Gamboa asked the Supreme Court to direct the SEC to re-investigate PLDT and determine whether it has violated the Constitution in accordance with the ruling of the high court in the Gamboa cases.
The petition likewise asked the high tribunal to:
* direct the SEC to impose proper penalties against PLDT if it has violated the Constitution;
* declare that the PLDT Beneficial Trust Fund is not a Philippine national, and that any corporation in which it owns more than sixty percent 60 percent of the outstanding capital stock should also be declared as a foreign corporation; and,
* direct the SEC to conduct an investigation on all corporations in which PLDT Beneficial Trust Fund made an investment to determine whether those corporations and their subsidiaries violated the constitutional mandate enshrined in Section 11, Article XII and Section 11 Article XVI of the Constitution.
Petitioners said they were entitled to join in this case based on the doctrine enunciated by the Supreme Court in the Gamboa case.
The petition said that as citizens of the Philippines and taxpayers, they “cannot idly stand while the SEC wastes government funds in implementing the erroneous guideline, noting that the interpretation by the SEC of the term “capital” is considered equally important since, even if erroneous, this SEC interpretation – left to stand – would be the basis used by all entities for testing compliance with the 60-40 foreign ownership rule.
Since a specific class of shares may have rights and privileges or restrictions different from the rest of the shares in a corporation, the petitioners said the 60-40 ownership requirement in favor of Filipino citizens in the Constitution must apply not only to shares without voting rights.

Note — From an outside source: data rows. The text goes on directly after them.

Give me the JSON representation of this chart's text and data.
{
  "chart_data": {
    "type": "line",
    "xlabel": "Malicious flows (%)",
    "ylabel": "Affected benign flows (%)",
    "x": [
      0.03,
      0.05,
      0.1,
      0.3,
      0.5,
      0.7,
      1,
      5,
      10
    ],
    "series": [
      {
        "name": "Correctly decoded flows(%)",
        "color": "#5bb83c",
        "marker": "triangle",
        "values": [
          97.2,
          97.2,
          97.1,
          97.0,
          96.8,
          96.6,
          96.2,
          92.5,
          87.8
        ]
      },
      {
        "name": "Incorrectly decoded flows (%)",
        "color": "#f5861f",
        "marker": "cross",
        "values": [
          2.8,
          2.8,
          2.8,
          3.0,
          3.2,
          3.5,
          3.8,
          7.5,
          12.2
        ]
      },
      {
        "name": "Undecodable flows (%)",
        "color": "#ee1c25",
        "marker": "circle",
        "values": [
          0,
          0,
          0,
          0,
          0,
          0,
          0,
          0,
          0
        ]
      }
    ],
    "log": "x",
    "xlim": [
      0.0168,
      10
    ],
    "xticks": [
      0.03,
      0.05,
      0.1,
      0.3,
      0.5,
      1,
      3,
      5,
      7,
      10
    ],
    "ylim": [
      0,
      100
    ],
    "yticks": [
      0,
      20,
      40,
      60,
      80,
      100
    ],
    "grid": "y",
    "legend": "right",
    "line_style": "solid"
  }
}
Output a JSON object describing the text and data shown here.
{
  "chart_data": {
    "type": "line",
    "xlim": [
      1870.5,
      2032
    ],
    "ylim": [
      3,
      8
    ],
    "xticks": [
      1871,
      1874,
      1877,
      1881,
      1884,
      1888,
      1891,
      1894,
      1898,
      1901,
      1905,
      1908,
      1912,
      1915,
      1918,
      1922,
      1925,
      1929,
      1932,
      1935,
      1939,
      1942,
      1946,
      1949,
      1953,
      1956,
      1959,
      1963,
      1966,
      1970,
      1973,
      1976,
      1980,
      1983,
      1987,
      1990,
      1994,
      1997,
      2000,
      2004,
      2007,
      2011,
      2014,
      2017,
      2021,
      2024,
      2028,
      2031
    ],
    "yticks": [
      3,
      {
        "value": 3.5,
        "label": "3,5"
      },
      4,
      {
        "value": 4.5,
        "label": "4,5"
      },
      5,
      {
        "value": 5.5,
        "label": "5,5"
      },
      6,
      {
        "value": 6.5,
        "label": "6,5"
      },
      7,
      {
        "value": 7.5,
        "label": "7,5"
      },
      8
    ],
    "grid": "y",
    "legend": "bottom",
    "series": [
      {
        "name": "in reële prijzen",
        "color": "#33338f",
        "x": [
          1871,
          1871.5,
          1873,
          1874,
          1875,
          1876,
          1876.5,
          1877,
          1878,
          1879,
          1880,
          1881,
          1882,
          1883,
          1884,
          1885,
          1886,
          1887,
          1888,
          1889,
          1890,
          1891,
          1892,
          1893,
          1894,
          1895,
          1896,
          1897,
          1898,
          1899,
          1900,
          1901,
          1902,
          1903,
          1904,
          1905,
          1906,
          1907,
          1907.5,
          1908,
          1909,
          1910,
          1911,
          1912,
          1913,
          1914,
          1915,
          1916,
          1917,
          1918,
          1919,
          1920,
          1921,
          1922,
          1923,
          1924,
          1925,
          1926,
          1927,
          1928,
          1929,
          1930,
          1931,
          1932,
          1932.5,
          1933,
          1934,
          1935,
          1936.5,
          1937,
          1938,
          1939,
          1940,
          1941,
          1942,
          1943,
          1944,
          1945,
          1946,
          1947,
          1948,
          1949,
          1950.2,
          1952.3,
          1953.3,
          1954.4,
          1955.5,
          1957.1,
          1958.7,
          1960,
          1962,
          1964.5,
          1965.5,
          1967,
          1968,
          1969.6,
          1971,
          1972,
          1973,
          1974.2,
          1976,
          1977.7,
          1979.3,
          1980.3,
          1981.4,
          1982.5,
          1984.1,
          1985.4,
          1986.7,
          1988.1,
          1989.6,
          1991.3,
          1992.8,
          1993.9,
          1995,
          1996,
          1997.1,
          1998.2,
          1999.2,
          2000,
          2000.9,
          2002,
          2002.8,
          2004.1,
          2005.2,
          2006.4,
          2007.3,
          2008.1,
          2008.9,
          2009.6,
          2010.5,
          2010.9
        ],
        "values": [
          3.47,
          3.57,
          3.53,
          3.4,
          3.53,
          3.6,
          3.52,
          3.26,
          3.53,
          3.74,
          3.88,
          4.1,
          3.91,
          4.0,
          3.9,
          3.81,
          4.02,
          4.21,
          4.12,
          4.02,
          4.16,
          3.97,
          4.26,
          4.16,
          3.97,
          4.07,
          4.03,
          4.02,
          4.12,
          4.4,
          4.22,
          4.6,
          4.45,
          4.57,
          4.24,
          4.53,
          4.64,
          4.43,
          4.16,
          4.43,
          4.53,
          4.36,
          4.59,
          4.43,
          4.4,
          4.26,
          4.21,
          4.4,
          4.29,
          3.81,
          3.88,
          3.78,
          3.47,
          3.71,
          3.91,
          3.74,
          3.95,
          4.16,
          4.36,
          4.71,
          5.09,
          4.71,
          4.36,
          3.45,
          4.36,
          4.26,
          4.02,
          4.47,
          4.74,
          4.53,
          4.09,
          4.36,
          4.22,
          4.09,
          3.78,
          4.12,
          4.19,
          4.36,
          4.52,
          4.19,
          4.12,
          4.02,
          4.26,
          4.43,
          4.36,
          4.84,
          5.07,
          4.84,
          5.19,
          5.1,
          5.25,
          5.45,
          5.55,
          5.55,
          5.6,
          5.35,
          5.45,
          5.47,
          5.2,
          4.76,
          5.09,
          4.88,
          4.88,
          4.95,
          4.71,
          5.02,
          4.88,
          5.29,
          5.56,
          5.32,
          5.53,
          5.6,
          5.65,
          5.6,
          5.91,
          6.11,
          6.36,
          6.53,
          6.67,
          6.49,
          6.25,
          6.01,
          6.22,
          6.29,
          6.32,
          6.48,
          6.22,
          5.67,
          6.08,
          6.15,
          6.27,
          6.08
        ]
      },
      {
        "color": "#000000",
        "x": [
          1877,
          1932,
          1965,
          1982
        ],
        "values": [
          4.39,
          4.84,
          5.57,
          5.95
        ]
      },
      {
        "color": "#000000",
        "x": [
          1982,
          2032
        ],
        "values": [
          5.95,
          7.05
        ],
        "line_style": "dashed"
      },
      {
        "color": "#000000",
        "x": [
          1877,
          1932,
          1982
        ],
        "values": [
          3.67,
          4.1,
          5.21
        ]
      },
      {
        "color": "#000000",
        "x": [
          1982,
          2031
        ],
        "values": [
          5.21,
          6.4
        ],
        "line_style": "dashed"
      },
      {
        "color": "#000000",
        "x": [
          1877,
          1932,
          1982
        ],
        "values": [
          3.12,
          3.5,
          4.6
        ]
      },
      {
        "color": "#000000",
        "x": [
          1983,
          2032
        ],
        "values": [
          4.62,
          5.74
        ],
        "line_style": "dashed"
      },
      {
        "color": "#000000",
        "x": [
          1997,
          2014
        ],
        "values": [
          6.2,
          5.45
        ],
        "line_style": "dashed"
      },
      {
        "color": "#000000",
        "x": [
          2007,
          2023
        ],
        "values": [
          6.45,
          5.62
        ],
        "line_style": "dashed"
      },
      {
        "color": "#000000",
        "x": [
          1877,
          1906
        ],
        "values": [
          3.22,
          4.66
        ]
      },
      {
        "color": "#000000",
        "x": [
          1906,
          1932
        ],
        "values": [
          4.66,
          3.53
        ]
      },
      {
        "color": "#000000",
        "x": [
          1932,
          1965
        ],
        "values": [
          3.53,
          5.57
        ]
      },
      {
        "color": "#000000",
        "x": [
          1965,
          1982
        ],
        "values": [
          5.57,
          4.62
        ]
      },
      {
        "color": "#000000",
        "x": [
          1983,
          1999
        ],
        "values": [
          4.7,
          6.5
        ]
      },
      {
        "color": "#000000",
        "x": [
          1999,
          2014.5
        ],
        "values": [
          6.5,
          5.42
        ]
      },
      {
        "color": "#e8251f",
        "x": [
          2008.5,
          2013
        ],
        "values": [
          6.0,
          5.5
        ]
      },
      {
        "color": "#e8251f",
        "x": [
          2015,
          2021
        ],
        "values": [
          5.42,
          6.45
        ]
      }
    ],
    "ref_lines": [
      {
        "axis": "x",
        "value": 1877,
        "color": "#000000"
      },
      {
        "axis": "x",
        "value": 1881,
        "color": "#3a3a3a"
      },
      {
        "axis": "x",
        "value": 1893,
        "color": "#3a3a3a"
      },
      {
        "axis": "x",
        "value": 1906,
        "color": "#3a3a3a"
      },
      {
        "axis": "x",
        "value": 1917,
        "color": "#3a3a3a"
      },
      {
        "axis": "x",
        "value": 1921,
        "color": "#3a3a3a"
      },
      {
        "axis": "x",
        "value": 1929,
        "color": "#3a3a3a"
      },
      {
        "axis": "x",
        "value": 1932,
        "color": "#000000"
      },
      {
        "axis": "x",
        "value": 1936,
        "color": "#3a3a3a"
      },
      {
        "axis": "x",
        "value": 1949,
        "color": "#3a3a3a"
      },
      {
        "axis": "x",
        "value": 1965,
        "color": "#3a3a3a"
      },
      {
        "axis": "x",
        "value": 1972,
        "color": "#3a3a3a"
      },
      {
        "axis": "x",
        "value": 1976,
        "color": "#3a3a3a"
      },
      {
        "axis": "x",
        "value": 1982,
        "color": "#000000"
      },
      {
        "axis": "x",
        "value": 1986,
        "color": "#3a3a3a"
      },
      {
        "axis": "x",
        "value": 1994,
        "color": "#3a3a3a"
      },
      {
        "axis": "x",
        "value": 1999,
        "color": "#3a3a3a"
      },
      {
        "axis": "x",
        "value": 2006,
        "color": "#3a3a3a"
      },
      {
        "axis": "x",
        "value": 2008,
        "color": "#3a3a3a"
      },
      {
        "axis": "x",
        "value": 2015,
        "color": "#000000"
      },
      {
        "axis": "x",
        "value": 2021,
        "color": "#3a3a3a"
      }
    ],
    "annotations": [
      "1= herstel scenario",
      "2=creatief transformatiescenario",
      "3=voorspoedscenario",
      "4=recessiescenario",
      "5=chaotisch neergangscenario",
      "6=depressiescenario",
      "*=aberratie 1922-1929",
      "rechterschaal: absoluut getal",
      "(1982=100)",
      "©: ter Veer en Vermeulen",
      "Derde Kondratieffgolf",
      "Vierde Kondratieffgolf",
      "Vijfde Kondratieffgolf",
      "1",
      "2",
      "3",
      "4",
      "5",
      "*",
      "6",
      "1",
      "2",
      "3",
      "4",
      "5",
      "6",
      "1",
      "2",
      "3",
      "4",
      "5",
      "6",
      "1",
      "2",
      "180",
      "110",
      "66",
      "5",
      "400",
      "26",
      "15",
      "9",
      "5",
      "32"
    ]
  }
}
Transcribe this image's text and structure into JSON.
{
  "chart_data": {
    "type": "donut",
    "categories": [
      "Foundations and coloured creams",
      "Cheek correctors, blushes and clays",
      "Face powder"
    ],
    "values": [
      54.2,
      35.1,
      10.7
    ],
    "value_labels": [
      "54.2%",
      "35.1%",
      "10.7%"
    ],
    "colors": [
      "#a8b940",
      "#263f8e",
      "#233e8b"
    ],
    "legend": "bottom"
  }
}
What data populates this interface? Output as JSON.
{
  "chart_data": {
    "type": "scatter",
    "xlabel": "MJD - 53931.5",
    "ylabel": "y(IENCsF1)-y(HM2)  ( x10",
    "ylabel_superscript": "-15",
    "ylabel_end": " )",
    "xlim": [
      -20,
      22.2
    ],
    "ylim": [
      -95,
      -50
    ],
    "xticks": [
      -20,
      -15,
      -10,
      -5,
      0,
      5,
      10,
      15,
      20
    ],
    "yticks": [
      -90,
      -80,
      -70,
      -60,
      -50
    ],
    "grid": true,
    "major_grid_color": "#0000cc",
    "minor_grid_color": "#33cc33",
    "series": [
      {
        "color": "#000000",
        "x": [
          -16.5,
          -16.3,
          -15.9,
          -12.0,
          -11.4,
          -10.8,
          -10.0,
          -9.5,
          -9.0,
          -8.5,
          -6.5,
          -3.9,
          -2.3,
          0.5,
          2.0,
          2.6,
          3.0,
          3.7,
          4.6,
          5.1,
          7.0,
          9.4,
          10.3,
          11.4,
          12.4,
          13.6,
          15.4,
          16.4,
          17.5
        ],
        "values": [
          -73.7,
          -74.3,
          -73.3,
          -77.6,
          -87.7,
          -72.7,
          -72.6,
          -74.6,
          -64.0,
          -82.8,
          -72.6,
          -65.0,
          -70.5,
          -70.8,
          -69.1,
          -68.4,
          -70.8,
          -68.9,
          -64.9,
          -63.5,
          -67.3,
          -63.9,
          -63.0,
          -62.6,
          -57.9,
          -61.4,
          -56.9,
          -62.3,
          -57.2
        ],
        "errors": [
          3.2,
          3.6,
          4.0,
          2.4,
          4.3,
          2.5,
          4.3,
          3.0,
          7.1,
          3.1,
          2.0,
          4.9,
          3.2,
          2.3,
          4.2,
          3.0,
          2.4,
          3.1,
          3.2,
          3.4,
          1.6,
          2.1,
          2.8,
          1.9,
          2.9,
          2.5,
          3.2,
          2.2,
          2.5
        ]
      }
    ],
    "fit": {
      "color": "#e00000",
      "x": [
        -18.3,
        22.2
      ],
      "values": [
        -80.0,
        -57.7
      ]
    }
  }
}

“Preferred shares, denied the right to vote in the election of directors, are anyway still entitled to vote on the eight specific corporate matters mentioned above. Thus, if a corporation, engaged in a partially nationalized industry, issues a mixture of common and preferred non-voting shares, at least 60 percent of the common shares and at least 60 percent of the preferred non-voting shares must be owned by Filipinos. Of course, if a corporation issues only a single class of shares, at least 60 percent of such shares must necessarily be owned by Filipinos. In short, the 60-40 ownership requirement in favor of Filipino citizens must apply separately to each class of shares, whether common, preferred non-voting, preferred voting or any other class of shares,” the petition said.
The petitioners argued that the SEC’s guidelines “practically encourages circumvention of the 60-40 ownership rule by allowing the creation of several classes of voting shares with different degrees of beneficial ownership over the same, but at the same time, not imposing a 40 percent limit on foreign ownership of the higher yielding stocks.”